BioTrain: Sub-MB, Sub-50mW On-Device Fine-Tuning for Edge-AI on Biosignals

Biosignals exhibit substantial cross-subject and cross-session variability, inducing severe domain shifts that degrade post-deployment performance for small, edge-oriented AI models. On-device adaptation is therefore essential to both preserve user privacy and ensure system reliability. However, existing sub-100 mW MCU-based wearable platforms can only support shallow or sparse adaptation schemes due to the prohibitive memory footprint and computational cost of full backpropagation (BP). In this paper, we propose BioTrain, a framework enabling full-network fine-tuning of state-of-the-art biosignal models under milliwatt-scale power and sub-megabyte memory constraints. We validate BioTrain using both offline and on-device benchmarks on EEG and EOG datasets, covering Day-1 new-subject calibration and longitudinal adaptation to signal drift. Experimental results show that full-network fine-tuning achieves accuracy improvements of up to 35% over non-adapted baselines and outperforms last-layer updates by approximately 7% during new-subject calibration. On the GAP9 MCU platform, BioTrain enables efficient on-device training throughput of 17 samples/s for EEG and 85 samples/s for EOG models within a power envelope below 50 mW. In addition, BioTrain's efficient memory allocator and network topology optimization enable the use of a large batch size, reducing peak memory usage. For fully on-chip BP on GAP9, BioTrain reduces the memory footprint by 8.1x, from 5.4 MB to 0.67 MB, compared to conventional full-network fine-tuning using batch normalization with batch size 8.

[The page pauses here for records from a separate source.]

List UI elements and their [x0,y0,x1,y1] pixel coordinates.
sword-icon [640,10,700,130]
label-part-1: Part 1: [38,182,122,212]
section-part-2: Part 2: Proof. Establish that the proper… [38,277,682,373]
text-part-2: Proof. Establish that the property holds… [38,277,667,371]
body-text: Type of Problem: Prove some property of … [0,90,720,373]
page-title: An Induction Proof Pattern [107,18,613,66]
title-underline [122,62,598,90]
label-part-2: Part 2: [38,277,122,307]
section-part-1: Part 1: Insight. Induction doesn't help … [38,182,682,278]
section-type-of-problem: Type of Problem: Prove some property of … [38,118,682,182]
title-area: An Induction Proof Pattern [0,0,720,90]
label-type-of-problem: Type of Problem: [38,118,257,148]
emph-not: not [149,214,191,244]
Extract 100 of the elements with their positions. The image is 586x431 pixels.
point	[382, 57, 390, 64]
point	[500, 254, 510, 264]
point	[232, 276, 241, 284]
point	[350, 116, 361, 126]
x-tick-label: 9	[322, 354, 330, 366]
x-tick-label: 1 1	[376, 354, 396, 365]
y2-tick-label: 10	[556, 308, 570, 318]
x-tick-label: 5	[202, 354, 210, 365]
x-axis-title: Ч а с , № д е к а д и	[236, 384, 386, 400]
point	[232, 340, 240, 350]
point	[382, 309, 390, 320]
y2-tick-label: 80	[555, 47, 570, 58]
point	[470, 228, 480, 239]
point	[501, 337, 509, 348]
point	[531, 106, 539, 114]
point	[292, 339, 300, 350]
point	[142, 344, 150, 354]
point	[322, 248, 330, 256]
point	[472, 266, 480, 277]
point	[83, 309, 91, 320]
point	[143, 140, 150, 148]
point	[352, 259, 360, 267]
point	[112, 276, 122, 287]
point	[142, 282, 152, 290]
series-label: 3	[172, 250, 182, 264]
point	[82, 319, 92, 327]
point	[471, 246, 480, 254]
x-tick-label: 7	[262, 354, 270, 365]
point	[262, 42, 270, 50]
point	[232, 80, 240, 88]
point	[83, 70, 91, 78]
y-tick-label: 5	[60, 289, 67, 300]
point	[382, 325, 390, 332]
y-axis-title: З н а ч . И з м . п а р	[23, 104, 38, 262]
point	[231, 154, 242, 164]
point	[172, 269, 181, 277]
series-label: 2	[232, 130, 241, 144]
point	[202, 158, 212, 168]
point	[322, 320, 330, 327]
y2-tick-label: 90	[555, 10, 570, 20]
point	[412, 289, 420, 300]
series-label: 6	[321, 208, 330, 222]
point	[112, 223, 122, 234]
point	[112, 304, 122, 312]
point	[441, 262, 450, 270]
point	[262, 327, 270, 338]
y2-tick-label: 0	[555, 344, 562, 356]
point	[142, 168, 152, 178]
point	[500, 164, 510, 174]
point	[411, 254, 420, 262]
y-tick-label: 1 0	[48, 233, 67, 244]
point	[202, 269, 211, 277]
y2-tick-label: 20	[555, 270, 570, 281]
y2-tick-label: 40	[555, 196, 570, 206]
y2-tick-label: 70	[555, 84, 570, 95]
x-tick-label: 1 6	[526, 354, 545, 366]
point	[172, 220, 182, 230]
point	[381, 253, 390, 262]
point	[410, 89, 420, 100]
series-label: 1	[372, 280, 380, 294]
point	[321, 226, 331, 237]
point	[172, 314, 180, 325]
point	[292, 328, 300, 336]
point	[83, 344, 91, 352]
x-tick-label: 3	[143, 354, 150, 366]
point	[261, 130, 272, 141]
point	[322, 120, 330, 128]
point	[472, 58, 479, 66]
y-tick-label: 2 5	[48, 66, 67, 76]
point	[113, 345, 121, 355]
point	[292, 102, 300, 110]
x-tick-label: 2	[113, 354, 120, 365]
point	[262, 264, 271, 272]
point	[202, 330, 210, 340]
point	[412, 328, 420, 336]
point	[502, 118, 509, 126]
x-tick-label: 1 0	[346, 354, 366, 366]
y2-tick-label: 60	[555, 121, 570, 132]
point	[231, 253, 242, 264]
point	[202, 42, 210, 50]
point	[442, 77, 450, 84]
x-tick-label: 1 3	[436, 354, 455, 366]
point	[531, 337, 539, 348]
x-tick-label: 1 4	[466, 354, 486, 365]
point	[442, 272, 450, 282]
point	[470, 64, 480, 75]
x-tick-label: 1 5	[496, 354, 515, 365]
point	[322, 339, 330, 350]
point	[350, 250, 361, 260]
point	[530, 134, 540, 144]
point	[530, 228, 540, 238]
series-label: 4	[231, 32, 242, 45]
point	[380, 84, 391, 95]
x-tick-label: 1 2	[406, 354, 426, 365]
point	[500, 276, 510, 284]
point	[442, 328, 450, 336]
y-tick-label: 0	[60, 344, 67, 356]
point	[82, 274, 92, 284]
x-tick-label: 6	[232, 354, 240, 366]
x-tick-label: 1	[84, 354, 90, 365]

翻译：生物信号在跨对象和跨会话间存在显著变异性，导致严重的域偏移，从而降低小型边缘人工智能模型的部署后性能。因此，设备端自适应对于保护用户隐私和确保系统可靠性至关重要。然而，现有基于亚100毫瓦微控制器的可穿戴平台仅能支持浅层或稀疏自适应方案，原因是全反向传播所需的内存占用和计算成本过高。本文提出BioTrain框架，能够在毫瓦级功耗和亚兆字节内存约束下，实现对最先进生物信号模型的全网络微调。我们使用脑电图和眼电图数据集，通过离线与设备端基准测试验证BioTrain，涵盖新对象日间校准与纵向信号漂移自适应。实验结果表明，全网络微调相比未自适应基线最高可提升35%的准确率，在新对象校准中比仅更新最后一层的方法高出约7%。在GAP9微控制器平台上，BioTrain在低于50毫瓦的功耗范围内，实现了脑电图模型17样本/秒和眼电图模型85样本/秒的高效设备端训练吞吐量。此外，BioTrain的高效内存分配器与网络拓扑优化支持大批量处理，降低了峰值内存使用。在GAP9上进行全芯片内反向传播时，与使用批量归一化且批量大小为8的传统全网络微调相比，BioTrain将内存占用从5.4 MB压缩至0.67 MB，降低了8.1倍。